Not Yet a Safer World
Published 2 February 2013 By Abiodun Giwa
American ambassador in Turkey addressing the media
Hillary Clinton has said the world is a safer place. The BBC has reported the United States
outgoing secretary of state's parting statement. Clinton has expressed what observers
say may have been her intention-making the world a safer place- but yet to be achieved
at the end of her term in office as US top diplomat.
Clinton’s statement has been described by observers as in contrast with state of insecurity in
the world, and wouldn’t want the US incoming Secretary of State, John Kerry to assume office
believing his predecessor’s statement as representation of true state of world’s security.
In the week Clinton made her statement, Israel reportedly attacked a location inside Syria,
where there was already a civil war. The Israelis didn’t immediately give reasons for the attack
many bservers said was capable exacerbating an already dangerous security situation in the
world.
But the US said the Israelis had hit trucks inside Syria conveying weapons to Lebanon. Syria
denied what it termed an allegation, with a clarification that Israelis attack within its territory
was on a military lab. Syria has since made a formal complain to the United Nations.

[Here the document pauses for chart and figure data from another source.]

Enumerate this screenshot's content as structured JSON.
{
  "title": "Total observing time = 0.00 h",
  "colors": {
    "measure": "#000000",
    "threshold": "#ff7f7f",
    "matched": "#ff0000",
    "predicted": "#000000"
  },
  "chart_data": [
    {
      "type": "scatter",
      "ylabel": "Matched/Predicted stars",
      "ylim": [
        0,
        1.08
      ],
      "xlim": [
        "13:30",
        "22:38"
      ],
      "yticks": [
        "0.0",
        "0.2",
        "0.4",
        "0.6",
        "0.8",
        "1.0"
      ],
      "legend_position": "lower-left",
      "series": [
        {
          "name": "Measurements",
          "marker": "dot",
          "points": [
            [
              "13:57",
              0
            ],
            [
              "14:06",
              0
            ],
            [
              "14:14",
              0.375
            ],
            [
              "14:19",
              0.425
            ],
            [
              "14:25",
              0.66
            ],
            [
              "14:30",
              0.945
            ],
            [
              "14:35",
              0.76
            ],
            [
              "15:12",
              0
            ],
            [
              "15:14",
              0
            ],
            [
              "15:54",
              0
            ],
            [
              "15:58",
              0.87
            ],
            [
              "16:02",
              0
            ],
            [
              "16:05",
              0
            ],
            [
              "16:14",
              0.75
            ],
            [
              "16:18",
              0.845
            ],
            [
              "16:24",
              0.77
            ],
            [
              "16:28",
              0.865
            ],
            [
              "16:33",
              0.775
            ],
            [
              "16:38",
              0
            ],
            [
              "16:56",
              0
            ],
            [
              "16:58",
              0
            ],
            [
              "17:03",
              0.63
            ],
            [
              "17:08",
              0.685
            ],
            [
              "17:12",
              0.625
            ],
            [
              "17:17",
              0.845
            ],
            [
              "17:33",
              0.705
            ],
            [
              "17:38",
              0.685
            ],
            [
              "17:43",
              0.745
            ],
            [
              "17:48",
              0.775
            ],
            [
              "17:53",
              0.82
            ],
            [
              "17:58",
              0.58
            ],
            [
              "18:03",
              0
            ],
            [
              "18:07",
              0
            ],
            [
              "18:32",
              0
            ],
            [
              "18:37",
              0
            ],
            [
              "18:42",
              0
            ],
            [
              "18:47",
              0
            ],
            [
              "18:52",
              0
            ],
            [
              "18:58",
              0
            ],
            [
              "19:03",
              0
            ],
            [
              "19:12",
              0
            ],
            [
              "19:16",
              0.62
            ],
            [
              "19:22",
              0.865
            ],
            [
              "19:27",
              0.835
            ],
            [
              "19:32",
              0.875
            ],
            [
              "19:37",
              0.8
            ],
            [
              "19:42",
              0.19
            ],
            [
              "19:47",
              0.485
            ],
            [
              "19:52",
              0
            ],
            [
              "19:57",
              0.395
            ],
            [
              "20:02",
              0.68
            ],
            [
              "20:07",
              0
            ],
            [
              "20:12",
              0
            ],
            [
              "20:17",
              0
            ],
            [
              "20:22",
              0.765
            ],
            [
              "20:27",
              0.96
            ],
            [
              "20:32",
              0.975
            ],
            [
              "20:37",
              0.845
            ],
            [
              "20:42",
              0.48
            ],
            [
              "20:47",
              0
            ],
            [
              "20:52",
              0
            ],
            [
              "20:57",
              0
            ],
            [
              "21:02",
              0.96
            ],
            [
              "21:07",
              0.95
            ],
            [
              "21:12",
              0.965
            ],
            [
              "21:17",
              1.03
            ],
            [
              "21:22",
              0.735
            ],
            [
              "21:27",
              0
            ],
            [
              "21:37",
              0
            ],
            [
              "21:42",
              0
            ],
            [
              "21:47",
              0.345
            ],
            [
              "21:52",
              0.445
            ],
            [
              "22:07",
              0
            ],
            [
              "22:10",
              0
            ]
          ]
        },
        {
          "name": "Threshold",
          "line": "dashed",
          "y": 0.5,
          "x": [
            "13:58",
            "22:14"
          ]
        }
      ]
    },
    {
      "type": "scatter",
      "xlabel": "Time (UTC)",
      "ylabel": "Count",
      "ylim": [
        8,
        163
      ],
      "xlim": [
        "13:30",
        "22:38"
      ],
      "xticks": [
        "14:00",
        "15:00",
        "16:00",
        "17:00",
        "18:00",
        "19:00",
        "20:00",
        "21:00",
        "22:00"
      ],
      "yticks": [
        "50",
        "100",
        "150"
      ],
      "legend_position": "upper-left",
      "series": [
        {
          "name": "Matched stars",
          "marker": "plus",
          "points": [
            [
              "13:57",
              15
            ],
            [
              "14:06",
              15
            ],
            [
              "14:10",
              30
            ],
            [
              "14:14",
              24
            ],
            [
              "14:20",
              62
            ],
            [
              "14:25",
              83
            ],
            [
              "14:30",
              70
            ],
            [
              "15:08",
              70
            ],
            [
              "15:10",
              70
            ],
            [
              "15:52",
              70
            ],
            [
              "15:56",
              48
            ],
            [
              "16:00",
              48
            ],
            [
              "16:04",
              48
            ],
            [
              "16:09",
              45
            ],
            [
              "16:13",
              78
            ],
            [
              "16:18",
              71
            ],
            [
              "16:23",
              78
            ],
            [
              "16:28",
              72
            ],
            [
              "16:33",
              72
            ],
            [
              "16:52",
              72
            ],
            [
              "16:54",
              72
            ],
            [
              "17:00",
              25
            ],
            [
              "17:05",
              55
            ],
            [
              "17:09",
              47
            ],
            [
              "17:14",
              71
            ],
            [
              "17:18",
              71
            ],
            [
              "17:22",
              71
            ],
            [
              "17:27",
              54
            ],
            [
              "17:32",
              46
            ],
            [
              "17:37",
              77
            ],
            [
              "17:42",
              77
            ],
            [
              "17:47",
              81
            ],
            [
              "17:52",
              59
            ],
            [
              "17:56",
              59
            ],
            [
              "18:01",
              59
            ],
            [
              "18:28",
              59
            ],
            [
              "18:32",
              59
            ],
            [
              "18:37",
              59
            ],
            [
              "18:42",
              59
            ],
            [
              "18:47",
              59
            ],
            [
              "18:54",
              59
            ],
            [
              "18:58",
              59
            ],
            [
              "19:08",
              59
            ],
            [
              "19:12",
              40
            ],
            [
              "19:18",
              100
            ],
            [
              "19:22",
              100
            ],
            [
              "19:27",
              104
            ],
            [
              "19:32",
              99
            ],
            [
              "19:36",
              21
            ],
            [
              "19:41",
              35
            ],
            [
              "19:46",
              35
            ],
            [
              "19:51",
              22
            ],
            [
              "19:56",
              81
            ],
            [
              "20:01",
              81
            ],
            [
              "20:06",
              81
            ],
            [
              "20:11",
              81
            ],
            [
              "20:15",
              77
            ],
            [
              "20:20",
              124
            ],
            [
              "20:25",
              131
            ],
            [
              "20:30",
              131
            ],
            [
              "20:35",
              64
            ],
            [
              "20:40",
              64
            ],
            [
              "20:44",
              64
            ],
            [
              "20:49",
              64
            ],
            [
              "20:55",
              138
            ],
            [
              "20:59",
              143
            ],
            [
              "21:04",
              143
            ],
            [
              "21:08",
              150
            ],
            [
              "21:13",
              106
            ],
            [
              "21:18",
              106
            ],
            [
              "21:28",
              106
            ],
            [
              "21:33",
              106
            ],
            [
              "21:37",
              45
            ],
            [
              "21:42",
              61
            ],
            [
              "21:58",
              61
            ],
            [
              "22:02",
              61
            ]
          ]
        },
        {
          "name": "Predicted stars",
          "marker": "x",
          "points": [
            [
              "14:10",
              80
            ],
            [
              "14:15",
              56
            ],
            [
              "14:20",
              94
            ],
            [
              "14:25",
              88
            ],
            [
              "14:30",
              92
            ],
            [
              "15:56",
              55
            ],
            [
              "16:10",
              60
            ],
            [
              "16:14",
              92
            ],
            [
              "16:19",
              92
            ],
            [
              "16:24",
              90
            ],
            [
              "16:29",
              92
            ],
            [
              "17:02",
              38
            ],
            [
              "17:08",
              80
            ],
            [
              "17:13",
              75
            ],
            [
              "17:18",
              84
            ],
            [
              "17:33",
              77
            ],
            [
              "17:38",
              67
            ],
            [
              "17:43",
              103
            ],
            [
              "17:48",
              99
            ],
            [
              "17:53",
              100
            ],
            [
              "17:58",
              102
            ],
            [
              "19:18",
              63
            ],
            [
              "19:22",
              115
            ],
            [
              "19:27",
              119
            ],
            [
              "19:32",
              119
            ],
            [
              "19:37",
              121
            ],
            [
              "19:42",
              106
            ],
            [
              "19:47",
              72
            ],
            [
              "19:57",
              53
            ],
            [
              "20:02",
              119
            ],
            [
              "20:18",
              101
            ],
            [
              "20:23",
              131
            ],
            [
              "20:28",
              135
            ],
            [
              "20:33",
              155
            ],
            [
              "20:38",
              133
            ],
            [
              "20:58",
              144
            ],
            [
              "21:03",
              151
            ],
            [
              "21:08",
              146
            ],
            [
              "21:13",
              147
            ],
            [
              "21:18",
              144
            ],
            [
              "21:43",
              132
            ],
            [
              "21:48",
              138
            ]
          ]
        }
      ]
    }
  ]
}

In its reaction, Iran said any attack against Syria was an attack against Iran. The matter has
hardly cooled, when a bomb explosion went off at an American embassy facility in Turkey,
killing the courier and a security guard. The CNN reported with a headline, ‘Clinton’s Farewell
Marred by Bombing.’ It was like the bombing in Turkey was inserted inside Clinton’s farewell
ceremony, as a message of insecurity in a dangerous world.

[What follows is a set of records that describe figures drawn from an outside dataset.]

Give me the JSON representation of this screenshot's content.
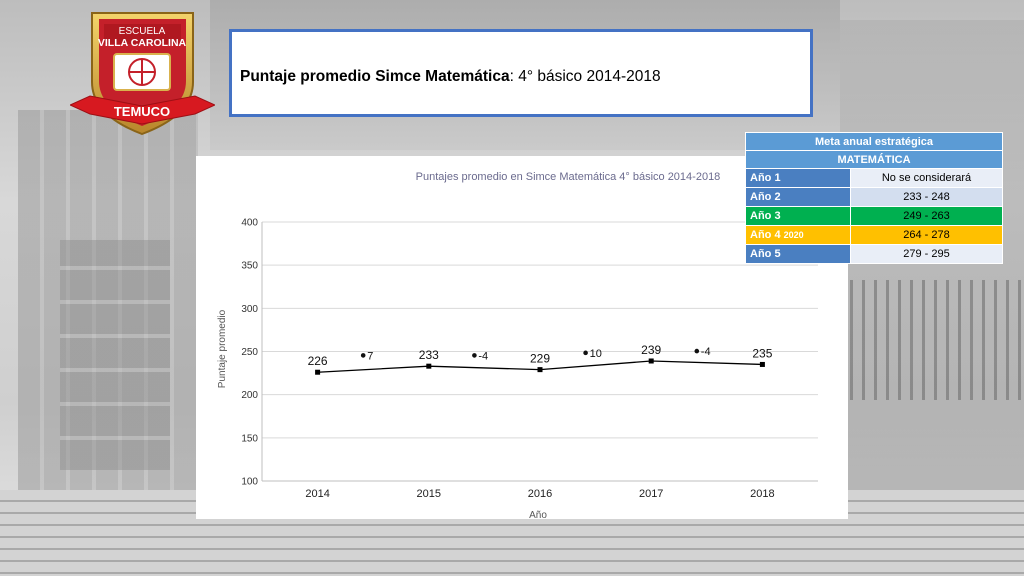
{
  "logo": {
    "line1": "ESCUELA",
    "line2": "VILLA CAROLINA",
    "ribbon": "TEMUCO"
  },
  "title": {
    "bold": "Puntaje promedio Simce Matemática",
    "rest": ": 4° básico 2014-2018"
  },
  "goals_table": {
    "header1": "Meta anual estratégica",
    "header2": "MATEMÁTICA",
    "rows": [
      {
        "label": "Año 1",
        "suffix": "",
        "value": "No se considerará",
        "label_color": "#4a7fc1",
        "value_color": "#e9eef7"
      },
      {
        "label": "Año 2",
        "suffix": "",
        "value": "233 - 248",
        "label_color": "#4a7fc1",
        "value_color": "#d3deef"
      },
      {
        "label": "Año 3",
        "suffix": "",
        "value": "249 - 263",
        "label_color": "#00b050",
        "value_color": "#00b050"
      },
      {
        "label": "Año 4",
        "suffix": "2020",
        "value": "264 - 278",
        "label_color": "#ffc000",
        "value_color": "#ffc000"
      },
      {
        "label": "Año 5",
        "suffix": "",
        "value": "279 - 295",
        "label_color": "#4a7fc1",
        "value_color": "#e9eef7"
      }
    ]
  },
  "chart_data": {
    "type": "line",
    "title": "Puntajes promedio en Simce Matemática 4° básico 2014-2018",
    "xlabel": "Año",
    "ylabel": "Puntaje promedio",
    "categories": [
      "2014",
      "2015",
      "2016",
      "2017",
      "2018"
    ],
    "series": [
      {
        "values": [
          226,
          233,
          229,
          239,
          235
        ]
      }
    ],
    "ylim": [
      100,
      400
    ],
    "yticks": [
      100,
      150,
      200,
      250,
      300,
      350,
      400
    ],
    "grid": true,
    "differences": [
      {
        "between": [
          "2014",
          "2015"
        ],
        "label": "7",
        "value": 242
      },
      {
        "between": [
          "2015",
          "2016"
        ],
        "label": "-4",
        "value": 242
      },
      {
        "between": [
          "2016",
          "2017"
        ],
        "label": "10",
        "value": 245
      },
      {
        "between": [
          "2017",
          "2018"
        ],
        "label": "-4",
        "value": 247
      }
    ],
    "colors": {
      "line": "#000000",
      "grid": "#d9d9d9",
      "title": "#6b6b8e"
    }
  }
}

Observers say that the war in Syria happening soon after the deadly Libya’s experience
cannot be said to represent a scepter of a better world development. They say Libya’s
liberation has opened the world’s eyes to the danger of war between the West and the
Islamic Jihadists. They say the West had thought they fought and earned victory in Libya, but
discovered to their chagrin that the victory was indirectly for the terror networks that had their
own issue settled against Muammar Gaddafi.

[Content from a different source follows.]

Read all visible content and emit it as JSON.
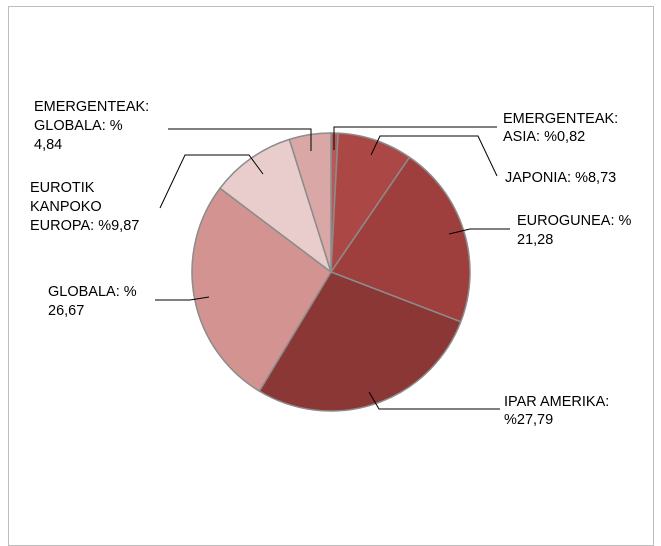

The attack on the US Consulate in Libya and the killing of 4 Americans, including an
ambassador; the threat to an American ambassador’s life in Yemen, the trouble that ensues
in Mali-a spill from Libya and the Algerian hostage issue that has claimed so many lives, the
uncertainty in Nigeria where Islamists are at dagger drawn seeking to foist Sharia on the nation
and the danger to lives in Libya, North Korea’s threat to settle scores with the US and Iran’s
urge for nuclear power as deterrent to the West’s braggadocio (going by expressions of
Mahmoud Ahmedinejad) are pointers to the insecurity that has made the world more dangerous
than hitherto known.
Observers point out one of the reasons that French troops have been fighting in Mali is to
ensure the Jihadist militants don’t gain a foothold and use that area of Africa as a launching pad
for attacks against the West. They bet that a safer and better world can only be guaranteed when
the West and the Jihadist militants manage to settle their differences without going to war.
The West views the Jihadist miltants as terrorists that must be vanquished; the Jihadists
say the West is an abomination based on their own religion, they don’t want its civilizing
ethos, insists on Sharia and promise death for death in what has become its guerilla warfare
with the West.
Observers believe, and they say it everytime, it isn’t a safer world yet. Israel has just bombed
trucks suspected to be carrying weapons inimical to Israel's peace. Observers had said there
was possibility the weapons were being moved to avoid them from falling into the hands of
opposition or terrorists. The world is on a cliff.